Ein Film über das Warten
Der Plan, ein Kino zu eröffnen, beflügelt das ganze Dorf. Die Mechanik kommt in Betrieb, eine Leinwand wird genäht, über die Filmauswahl wird gesprochen. Lediglich die Projektionslampe macht Probleme. Samid braucht eine neue, und zwar eine ganz bestimmte, die für den Projektor geeignet ist. Doch die ist nirgends erhältlich. Außer im Internet, das aber in den Bergen schwierig zu erreichen ist. Doch gelingt es Samid, Lampen zu bestellen, bevor der Winter zu Ende geht. Das allerdings führt noch lange nicht zu gemütlichen Nächten im Projektionslicht. „Die Rückkehr des Filmvorführers“ unterläuft den Glauben an Geschwindigkeit; es ist ein Film über das Warten.

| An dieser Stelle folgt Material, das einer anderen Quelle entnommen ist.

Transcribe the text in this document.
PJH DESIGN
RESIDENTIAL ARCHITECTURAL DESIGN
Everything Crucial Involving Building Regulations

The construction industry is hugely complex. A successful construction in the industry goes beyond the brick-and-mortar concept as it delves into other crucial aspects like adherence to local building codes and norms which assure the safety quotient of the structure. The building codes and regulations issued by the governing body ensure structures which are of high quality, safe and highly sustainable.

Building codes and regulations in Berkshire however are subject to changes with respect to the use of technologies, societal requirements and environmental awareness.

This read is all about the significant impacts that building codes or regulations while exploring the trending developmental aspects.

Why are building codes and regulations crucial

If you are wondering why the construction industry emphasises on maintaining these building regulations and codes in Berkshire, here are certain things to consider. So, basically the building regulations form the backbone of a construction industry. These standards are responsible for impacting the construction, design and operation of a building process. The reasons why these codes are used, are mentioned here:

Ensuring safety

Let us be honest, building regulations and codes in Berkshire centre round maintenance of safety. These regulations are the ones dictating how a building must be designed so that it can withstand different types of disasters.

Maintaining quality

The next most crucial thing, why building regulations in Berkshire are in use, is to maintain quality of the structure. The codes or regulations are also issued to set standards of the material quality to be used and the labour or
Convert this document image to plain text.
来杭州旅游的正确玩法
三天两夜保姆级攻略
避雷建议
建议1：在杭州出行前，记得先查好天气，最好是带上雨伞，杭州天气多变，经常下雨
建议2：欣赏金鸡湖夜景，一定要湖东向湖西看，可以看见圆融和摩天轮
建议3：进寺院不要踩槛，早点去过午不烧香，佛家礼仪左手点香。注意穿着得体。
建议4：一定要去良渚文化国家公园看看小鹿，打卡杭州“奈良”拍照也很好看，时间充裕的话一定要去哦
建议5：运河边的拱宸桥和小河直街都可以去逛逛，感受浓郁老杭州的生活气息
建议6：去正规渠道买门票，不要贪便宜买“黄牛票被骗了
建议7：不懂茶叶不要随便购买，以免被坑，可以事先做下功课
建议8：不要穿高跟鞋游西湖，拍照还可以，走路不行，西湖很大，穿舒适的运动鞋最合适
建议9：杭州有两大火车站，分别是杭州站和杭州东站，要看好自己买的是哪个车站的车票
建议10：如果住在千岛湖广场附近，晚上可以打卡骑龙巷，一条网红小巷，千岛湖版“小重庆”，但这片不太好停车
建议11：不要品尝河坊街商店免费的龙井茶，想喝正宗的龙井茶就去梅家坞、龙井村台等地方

Denn die Lieferung der Lampen geschieht nicht im Tempo westlicher Gewohnheit. Es wird Frühling, man lernt die Bräuche im Dorf kennen, es wird Sommer, das Jahr zieht vorbei. Man kommt in die Häuser der Menschen, sieht recht dokumentarisch ihrem entspannten Alltag zu, während die Hoffnung auf eine Filmvorführung allmählich schwindet. Man lernt dabei auch etwas über die Reaktionen auf das Warten – Optimismus, Resignation oder Wut; im besten Fall setzt es Handlungen in Gang. So fährt Samid bis in die Großstadt Baku. Hier starb vor zwei Jahren sein Sohn bei einem Arbeitsunfall. Doch erst jetzt ist Samid bereit, mit dessen Freunden darüber zu sprechen.
Die Schönheit der Welt
Parallel dazu macht Aghazadeh amüsante Ausflüge in andere Genres. Ein bisschen Fantasy beim Herstellen von Handyfilmen, ein bisschen Katastrophe, wenn Samid vor immer neuen Hürden steht, und eine emotionale Coming-of-Age-Freundschaft kommt auch noch dazu. Der Film schafft es, all das in Bilder zu setzen, denen man die Kraft des Kinos ansieht, von der sie erzählen. Das Format ist CinemaScope, die Einstellungen sind durchdacht und poetisch zugleich, der Kameramann Daniel Guliyev wurde für diese Arbeit mit dem „Deutschen Kamerapreis“ 2024 ausgezeichnet. Am Ende weiß man auch seinetwegen etwas über die Schönheit, die Filme sichtbar machen können – sofern das künstliche Licht ausreicht, um sie auf die Leinwand zu bringen.